Investigating carpal tunnel syndrome

Carpal tunnel syndrome and how to manage it, by Dr Emma Lackey and Mr Ron Sutton

The carpal tunnel is a bony trough sealed with the flexor retinaculum, containing the median nerve and nine tendons.

The median nerve supplies sensation to the thumb, index and middle fingers, part of the ring finger, and the thenar eminence muscles. Any swelling in the tunnel easily compresses the median nerve.

The syndrome occurs more commonly in women and has a variety of causes.

These include fluid retention (often from pregnancy), synovial thickening secondary to rheumatoid arthritis or Colles' fractures, myxoedema, acromegaly, amyloidosis, diabetes and obesity. Local ganglions or lipomas can also contribute.

The condition can be induced by activities involving repetitive wrist flexion causing tendon sheath inflammation.

Symptoms

The first symptoms usually appear at night. The patient wakes a few hours after falling asleep with burning and numbness of the hand. Typically, the little finger is spared (supplied by the ulnar nerve), and also the lateral palm (the median nerve palmar cutaneous branch passes outside the tunnel).

Symptoms may worsen after repetitive wrist activity, and patients may also experience diminished manual dexterity such as difficulty buttoning clothes. In time, paraesthesia is replaced by pain, which can radiate up the arm. Eventually numbness occurs.

Early on there may be no signs, but in time thenar eminence wasting and reduced sensation may be found.

Diagnosis

Two provocation tests aid diagnosis: Tinel's (tapping) test and Phalen's (flexing) test. Tinel's test aims to reproduce symptoms by percussing the median nerve at the wrist. Phalen's test is more reliable - holding the wrist hyperflexed for one or two minutes to elevate tunnel pressure reproduces the symptoms.

Because carpal tunnel syndrome is so common, alternative diagnoses are easily overlooked. These include peripheral neuropathy, mononeuritis, cervical spondylosis or thoracic inlet tumours involving the brachial plexus.

Care should be taken not to confuse this syndrome with symptoms of a herniated cervical disc. Examination should include the upper limb and neck. If there is doubt, consider nerve conduction studies in conjunction with clinical findings.

In mild cases, a wrist splint may help, particularly for nocturnal symptoms. This is appropriate for pregnancy-associated symptoms, which usually resolve on delivery.

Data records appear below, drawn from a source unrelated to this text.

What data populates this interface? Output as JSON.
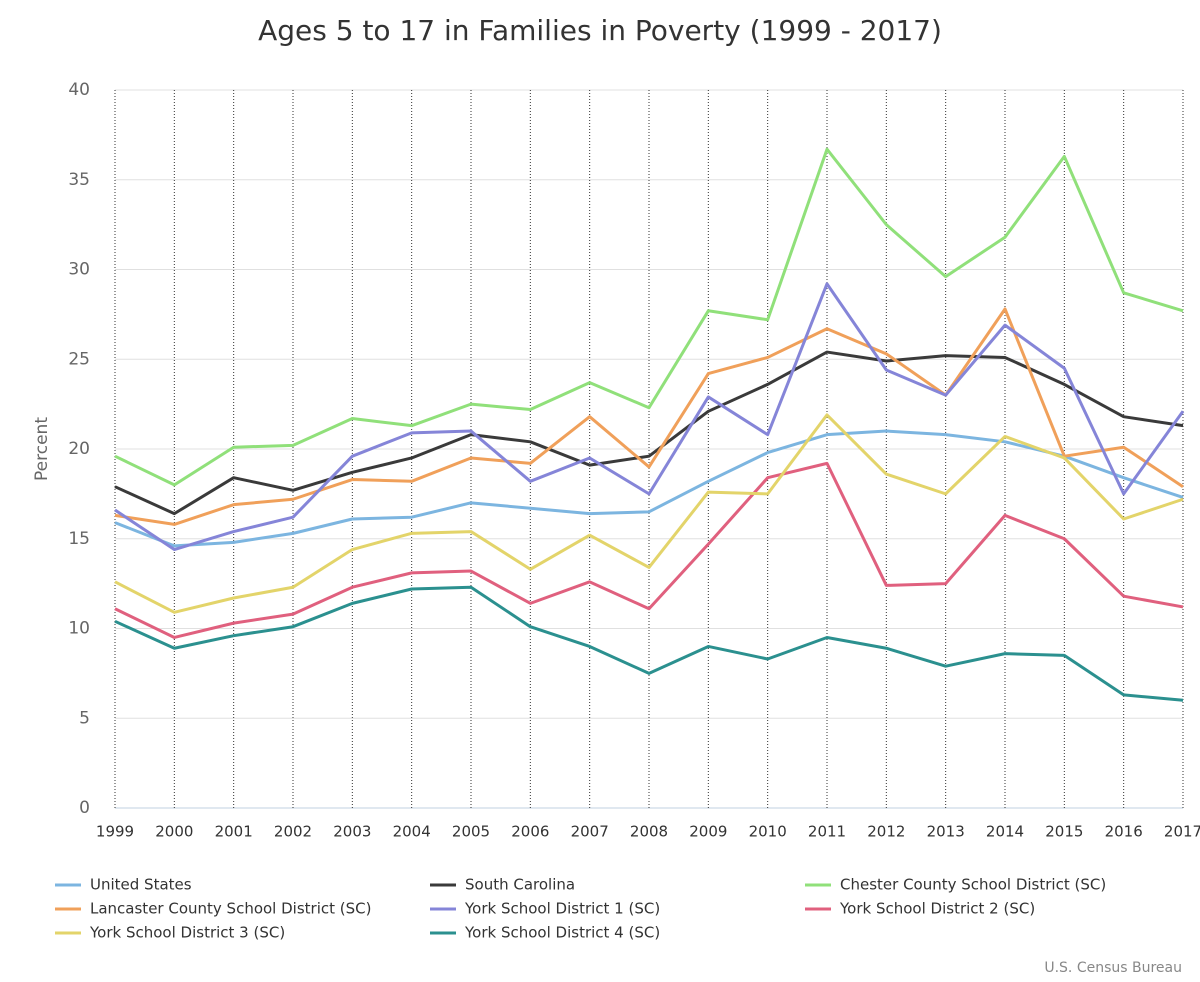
{
  "chart_data": {
    "type": "line",
    "title": "Ages 5 to 17 in Families in Poverty (1999 - 2017)",
    "y_label": "Percent",
    "credit": "U.S. Census Bureau",
    "x": [
      1999,
      2000,
      2001,
      2002,
      2003,
      2004,
      2005,
      2006,
      2007,
      2008,
      2009,
      2010,
      2011,
      2012,
      2013,
      2014,
      2015,
      2016,
      2017
    ],
    "xlim": [
      1999,
      2017
    ],
    "xticks": [
      1999,
      2000,
      2001,
      2002,
      2003,
      2004,
      2005,
      2006,
      2007,
      2008,
      2009,
      2010,
      2011,
      2012,
      2013,
      2014,
      2015,
      2016,
      2017
    ],
    "ylim": [
      0,
      40
    ],
    "yticks": [
      0,
      5,
      10,
      15,
      20,
      25,
      30,
      35,
      40
    ],
    "grid": true,
    "series": [
      {
        "name": "United States",
        "color": "#7cb5e0",
        "values": [
          15.9,
          14.6,
          14.8,
          15.3,
          16.1,
          16.2,
          17.0,
          16.7,
          16.4,
          16.5,
          18.2,
          19.8,
          20.8,
          21.0,
          20.8,
          20.4,
          19.6,
          18.4,
          17.3
        ]
      },
      {
        "name": "South Carolina",
        "color": "#3a3a3a",
        "values": [
          17.9,
          16.4,
          18.4,
          17.7,
          18.7,
          19.5,
          20.8,
          20.4,
          19.1,
          19.6,
          22.1,
          23.6,
          25.4,
          24.9,
          25.2,
          25.1,
          23.6,
          21.8,
          21.3
        ]
      },
      {
        "name": "Chester County School District (SC)",
        "color": "#90e07a",
        "values": [
          19.6,
          18.0,
          20.1,
          20.2,
          21.7,
          21.3,
          22.5,
          22.2,
          23.7,
          22.3,
          27.7,
          27.2,
          36.7,
          32.5,
          29.6,
          31.8,
          36.3,
          28.7,
          27.7
        ]
      },
      {
        "name": "Lancaster County School District (SC)",
        "color": "#f0a05a",
        "values": [
          16.3,
          15.8,
          16.9,
          17.2,
          18.3,
          18.2,
          19.5,
          19.2,
          21.8,
          19.0,
          24.2,
          25.1,
          26.7,
          25.3,
          23.0,
          27.8,
          19.6,
          20.1,
          17.9
        ]
      },
      {
        "name": "York School District 1 (SC)",
        "color": "#8585d8",
        "values": [
          16.6,
          14.4,
          15.4,
          16.2,
          19.6,
          20.9,
          21.0,
          18.2,
          19.5,
          17.5,
          22.9,
          20.8,
          29.2,
          24.4,
          23.0,
          26.9,
          24.5,
          17.5,
          22.1
        ]
      },
      {
        "name": "York School District 2 (SC)",
        "color": "#e0607e",
        "values": [
          11.1,
          9.5,
          10.3,
          10.8,
          12.3,
          13.1,
          13.2,
          11.4,
          12.6,
          11.1,
          14.7,
          18.4,
          19.2,
          12.4,
          12.5,
          16.3,
          15.0,
          11.8,
          11.2
        ]
      },
      {
        "name": "York School District 3 (SC)",
        "color": "#e3d46a",
        "values": [
          12.6,
          10.9,
          11.7,
          12.3,
          14.4,
          15.3,
          15.4,
          13.3,
          15.2,
          13.4,
          17.6,
          17.5,
          21.9,
          18.6,
          17.5,
          20.7,
          19.5,
          16.1,
          17.2
        ]
      },
      {
        "name": "York School District 4 (SC)",
        "color": "#2b908f",
        "values": [
          10.4,
          8.9,
          9.6,
          10.1,
          11.4,
          12.2,
          12.3,
          10.1,
          9.0,
          7.5,
          9.0,
          8.3,
          9.5,
          8.9,
          7.9,
          8.6,
          8.5,
          6.3,
          6.0
        ]
      }
    ]
  }
}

Other conservative treatments include diuretics, NSAIDs and hydrocortisone injections. Care should be taken not to inject into the median nerve.

Surgery

If the patient is still troubled after three injections, surgical decompression is recommended. Surgical decompression increases tunnel volume and is also indicated when signs and symptoms are persistent and progressive, especially if thenar atrophy is noted.

The operation divides the flexor retinaculum through a longitudinal incision.

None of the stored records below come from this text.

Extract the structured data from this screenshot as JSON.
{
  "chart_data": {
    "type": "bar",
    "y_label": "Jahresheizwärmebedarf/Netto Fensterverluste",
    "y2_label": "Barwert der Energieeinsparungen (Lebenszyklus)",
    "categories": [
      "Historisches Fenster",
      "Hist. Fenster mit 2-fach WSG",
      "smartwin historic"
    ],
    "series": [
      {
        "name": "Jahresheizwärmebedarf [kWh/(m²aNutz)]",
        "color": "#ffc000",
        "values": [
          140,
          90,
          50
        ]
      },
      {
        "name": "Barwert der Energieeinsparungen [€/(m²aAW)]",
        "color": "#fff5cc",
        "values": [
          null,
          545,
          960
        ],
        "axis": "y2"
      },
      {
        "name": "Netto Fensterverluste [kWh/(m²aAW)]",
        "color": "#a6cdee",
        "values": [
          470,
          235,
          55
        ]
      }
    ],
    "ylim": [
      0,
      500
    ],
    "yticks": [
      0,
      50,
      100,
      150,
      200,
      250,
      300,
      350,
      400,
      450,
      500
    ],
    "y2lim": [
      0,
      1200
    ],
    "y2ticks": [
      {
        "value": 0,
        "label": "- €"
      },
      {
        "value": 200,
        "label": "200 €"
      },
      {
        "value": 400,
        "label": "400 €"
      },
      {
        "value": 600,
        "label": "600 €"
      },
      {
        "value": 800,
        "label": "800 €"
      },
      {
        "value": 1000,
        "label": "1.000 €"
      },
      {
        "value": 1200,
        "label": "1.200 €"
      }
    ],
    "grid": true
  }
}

Care is needed to avoid injuring the palmar sensory branch of the median nerve, which may develop a painful neuroma if it is accidentally severed.

Recovery

The hand should be used as soon as possible after surgery, but the dependent position avoided.

After surgery, numbness may remain for a time, but recurrence is unusual.

Persistent unrelieved symptoms may result from incomplete flexor retinaculum resection or an error in diagnosis.

- Dr Lackey is a GP in Killingworth, Tyne and Wear, and Mr Sutton is a consultant orthopaedic surgeon in Northumberland

KEY POINTS

- Carpal tunnel syndrome should not be left untreated because it can eventually cause nerve damage.

- Tinel's test and Phalen's test help diagnosis.

- Failed conservative management or progressive symptoms, especially with thenar muscle atrophy, are indications for surgical treatment.

- Consider an error in diagnosis if there is a poor response to treatment.